La troisième conditionnalité proposée par le président est liée à l’état de droit et aux valeurs européennes. « Nous prenons une mesure majeure pour ancrer l’état de droit et les valeurs dans notre projet européen, raison pour laquelle je propose un lien étroit entre le financement et le respect de la gouvernance et de l’état de droit », a déclaré le président Michel.

Infographie – Proposal for an EU recovery plan – key features

Illustration: proposal for a recovery plan for Europe. Voir l’infographie complète

Remboursements et ressources propres

Aux termes de la proposition du président, les remboursements débuteraient en 2026: cet engagement accroît la pression concernant la création de nouvelles ressources propres. Une nouvelle ressource propre liée à l’utilisation des déchets plastiques serait mise en place à partir de 2021. La Commission présenterait, pendant le premier semestre de 2021, une proposition concernant une mesure d’ajustement carbone aux frontières, et une taxe numérique serait mise en place au plus tard fin 2021. Puis, elle présenterait une proposition révisée sur les régimes d’échange de droits d’émission et, enfin, les travaux concernant le projet de mécanisme relatif aux transactions financières se poursuivraient.

Le président a également proposé une réserve Brexit de 5 milliards d’euros pour faire face aux conséquences imprévues dans les États membres et les secteurs les plus touchés.

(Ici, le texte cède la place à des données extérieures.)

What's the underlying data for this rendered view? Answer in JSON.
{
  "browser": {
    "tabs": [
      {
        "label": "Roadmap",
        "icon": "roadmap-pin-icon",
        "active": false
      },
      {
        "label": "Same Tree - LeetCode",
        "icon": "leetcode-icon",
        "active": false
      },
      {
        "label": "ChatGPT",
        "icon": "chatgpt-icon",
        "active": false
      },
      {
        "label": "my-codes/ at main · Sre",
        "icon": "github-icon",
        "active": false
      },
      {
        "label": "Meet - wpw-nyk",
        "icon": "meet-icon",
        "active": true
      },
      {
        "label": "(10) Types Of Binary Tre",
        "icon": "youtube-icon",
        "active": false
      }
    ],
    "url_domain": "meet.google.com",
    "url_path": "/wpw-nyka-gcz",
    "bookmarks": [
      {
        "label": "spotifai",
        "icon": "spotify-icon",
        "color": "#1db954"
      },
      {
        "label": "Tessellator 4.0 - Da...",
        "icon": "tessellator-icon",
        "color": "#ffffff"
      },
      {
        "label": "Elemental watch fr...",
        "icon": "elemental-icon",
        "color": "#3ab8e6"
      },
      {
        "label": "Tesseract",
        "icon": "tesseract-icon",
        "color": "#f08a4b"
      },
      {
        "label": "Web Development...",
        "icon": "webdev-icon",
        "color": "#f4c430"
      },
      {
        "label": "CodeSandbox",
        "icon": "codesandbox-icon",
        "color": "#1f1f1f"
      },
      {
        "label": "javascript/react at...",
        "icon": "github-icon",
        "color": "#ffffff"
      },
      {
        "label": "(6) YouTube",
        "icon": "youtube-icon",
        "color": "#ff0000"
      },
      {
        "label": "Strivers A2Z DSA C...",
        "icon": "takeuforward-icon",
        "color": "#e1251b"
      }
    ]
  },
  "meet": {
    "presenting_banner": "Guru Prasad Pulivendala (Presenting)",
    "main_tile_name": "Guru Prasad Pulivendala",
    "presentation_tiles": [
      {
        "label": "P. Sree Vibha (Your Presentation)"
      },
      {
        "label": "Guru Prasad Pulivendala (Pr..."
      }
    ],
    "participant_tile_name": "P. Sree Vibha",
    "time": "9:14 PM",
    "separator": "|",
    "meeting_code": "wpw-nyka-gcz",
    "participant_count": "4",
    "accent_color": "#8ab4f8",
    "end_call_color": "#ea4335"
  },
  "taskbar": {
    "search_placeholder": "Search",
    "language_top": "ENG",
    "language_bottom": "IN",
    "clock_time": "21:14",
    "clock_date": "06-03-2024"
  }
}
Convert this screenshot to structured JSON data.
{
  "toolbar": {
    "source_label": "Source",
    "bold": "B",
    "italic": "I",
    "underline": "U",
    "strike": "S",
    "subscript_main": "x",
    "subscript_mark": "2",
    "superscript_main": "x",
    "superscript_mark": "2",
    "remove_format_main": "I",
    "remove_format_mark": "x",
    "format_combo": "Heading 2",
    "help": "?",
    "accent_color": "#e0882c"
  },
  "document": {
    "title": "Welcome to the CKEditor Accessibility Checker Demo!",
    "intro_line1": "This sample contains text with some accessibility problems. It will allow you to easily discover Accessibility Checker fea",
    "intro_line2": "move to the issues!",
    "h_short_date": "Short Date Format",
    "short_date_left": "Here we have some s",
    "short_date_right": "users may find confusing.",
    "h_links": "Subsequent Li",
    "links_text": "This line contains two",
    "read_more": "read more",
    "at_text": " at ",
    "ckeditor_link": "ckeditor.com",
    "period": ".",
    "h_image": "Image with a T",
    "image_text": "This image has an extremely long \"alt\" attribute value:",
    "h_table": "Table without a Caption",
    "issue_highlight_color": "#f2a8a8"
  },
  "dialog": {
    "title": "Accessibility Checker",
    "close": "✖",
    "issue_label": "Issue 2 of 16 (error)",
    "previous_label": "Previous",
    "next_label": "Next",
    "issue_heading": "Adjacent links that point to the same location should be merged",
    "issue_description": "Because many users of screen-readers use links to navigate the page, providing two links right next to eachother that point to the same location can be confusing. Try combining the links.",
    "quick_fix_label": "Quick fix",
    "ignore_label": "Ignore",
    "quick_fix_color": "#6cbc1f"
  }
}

Il y aura en outre une augmentation du financement dans le secteur de la santé, conformément à la proposition de la Commission visant à faire face à la COVID-19 et à ses conséquences.

Contexte

Le 19 juin, les dirigeants de l’UE ont procédé à un échange de vues par vidéoconférence sur la proposition relative à un nouveau plan de relance et au cadre financier pluriannuel (CFP) pour la période 2021-2027, présentée par la Commission européenne le 27 mai 2020.

À la suite de cette réunion, Charles Michel, président du Conseil européen, a entamé des négociations politiques avec les dirigeants de l’UE.

« Nous sommes conscients qu’il est essentiel de prendre une décision dans les plus brefs délais », a-t-il déclaré.

Le 23 avril 2020, le Conseil européen a décidé d’œuvrer à la mise en place d’un fonds pour la relance afin de faire face à la crise de la COVID-19. Les dirigeants ont chargé la Commission européenne de présenter d’urgence une proposition, ainsi que de clarifier le lien entre le fonds de relance et le budget à long terme de l’UE.